The Maritime Authority in Solomon Islands has been informed of the deceased Filipino crew that contracted COVID-19 and died in Vanuatu.
The Office of tahe Maritime Regulator (OMR) has conveyed the information to them, because the UK-flagged tanker is expected to go Solomon Islands once it is cleared by authorities in Vanuatu.
Acting Superintendent of Vila Central Hospital (VCH), Dr Vincent Atua explained there are two types of autopsies — external when the pathologists examine the outside of the body and internal when a surgery is performed.
“We don’t have a negative pressure room (where contaminated air can be controlled) so this presents a risk to the hospital’s only pathologist (physician who studies body fluids and tissues),” he explained.

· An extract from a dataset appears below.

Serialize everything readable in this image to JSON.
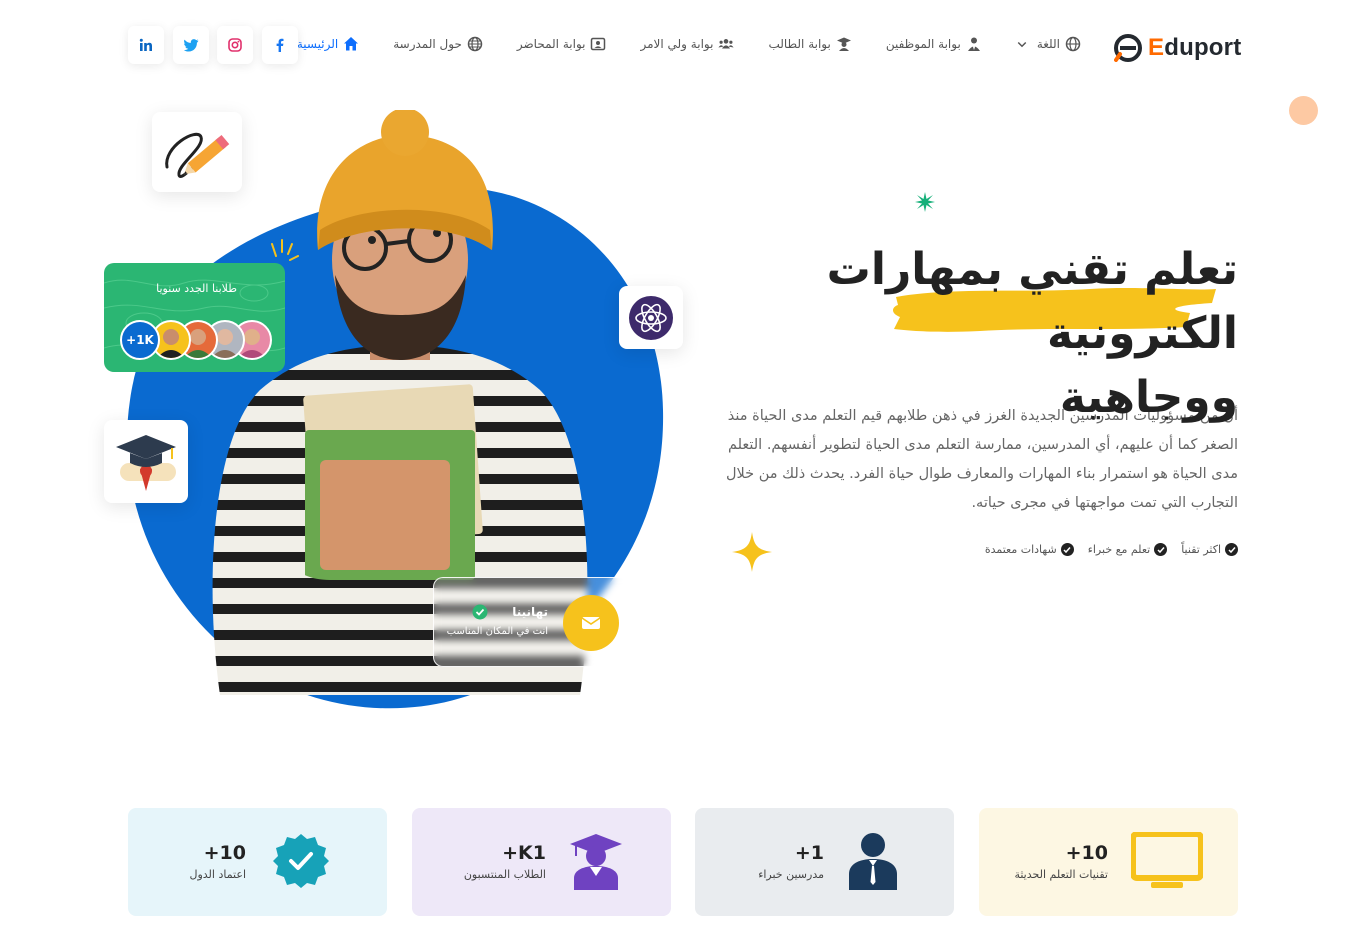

“As such, a full post-mortem examination cannot be done, just half, so the post-mortem is inconclusive.”
On the question of whether a dead body is safe to examine, he said as long as the body has fluid secretion, it can still spread.

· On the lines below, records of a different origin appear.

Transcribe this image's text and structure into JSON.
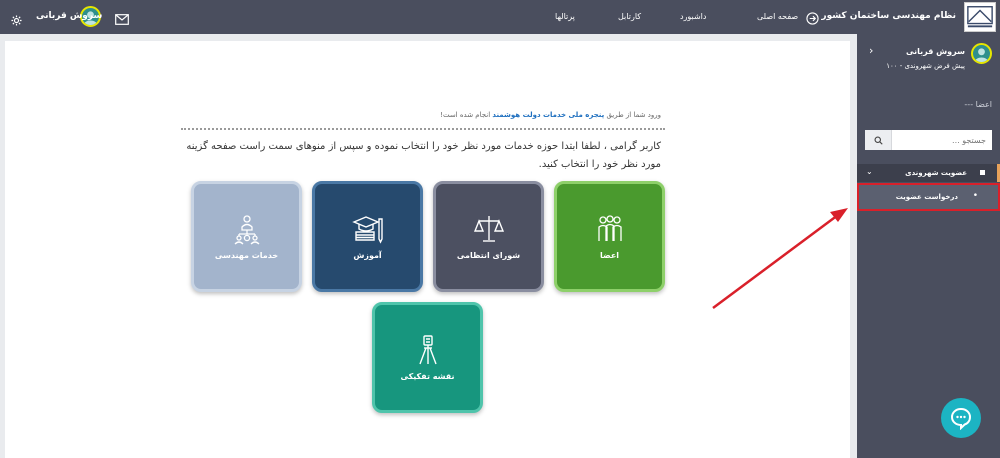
{
  "header": {
    "org_name": "نظام مهندسی ساختمان کشور",
    "nav": [
      "صفحه اصلی",
      "داشبورد",
      "کارتابل",
      "پرتالها"
    ],
    "user_name": "سروش قربانی"
  },
  "sidebar": {
    "user_name": "سروش قربانی",
    "plan": "پیش فرض شهروندی - ۱۰۰",
    "section_title": "--- اعضا",
    "search_placeholder": "جستجو ...",
    "group_label": "عضویت شهروندی",
    "sub_label": "درخواست عضویت"
  },
  "main": {
    "notice_prefix": "ورود شما از طریق",
    "notice_link": "پنجره ملی خدمات دولت هوشمند",
    "notice_suffix": "انجام شده است!",
    "intro": "کاربر گرامی ، لطفا ابتدا حوزه خدمات مورد نظر خود را انتخاب نموده و سپس از منوهای سمت راست صفحه گزینه مورد نظر خود را انتخاب کنید.",
    "tiles": [
      {
        "label": "اعضا",
        "icon": "members-icon",
        "color": "#4a9a2e"
      },
      {
        "label": "شورای انتظامی",
        "icon": "scales-icon",
        "color": "#4c5061"
      },
      {
        "label": "آموزش",
        "icon": "education-icon",
        "color": "#264a6e"
      },
      {
        "label": "خدمات مهندسی",
        "icon": "engineering-services-icon",
        "color": "#a3b4cc"
      },
      {
        "label": "نقشه تفکیکی",
        "icon": "survey-tripod-icon",
        "color": "#17967e"
      }
    ]
  },
  "colors": {
    "topbar": "#4a4e5e",
    "accent_highlight": "#d9202a",
    "chat": "#1cb4c3"
  }
}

“If you can prove he is a false positive, everything is fine,” Dr Atua said. “His test results must be validated in Australia; the samples will be kept for the next available flight to Brisbane. Then the deceased’s family will be contacted through the vessels agent for burial options.”
Meanwhile, the Managing Director of Origin assured there has never been any contact between the staff of Origin and the crew on board the tanker. He further confirmed that ever since the Covid pandemic, the company has been observing all COVID-19 protocols when refilling gas.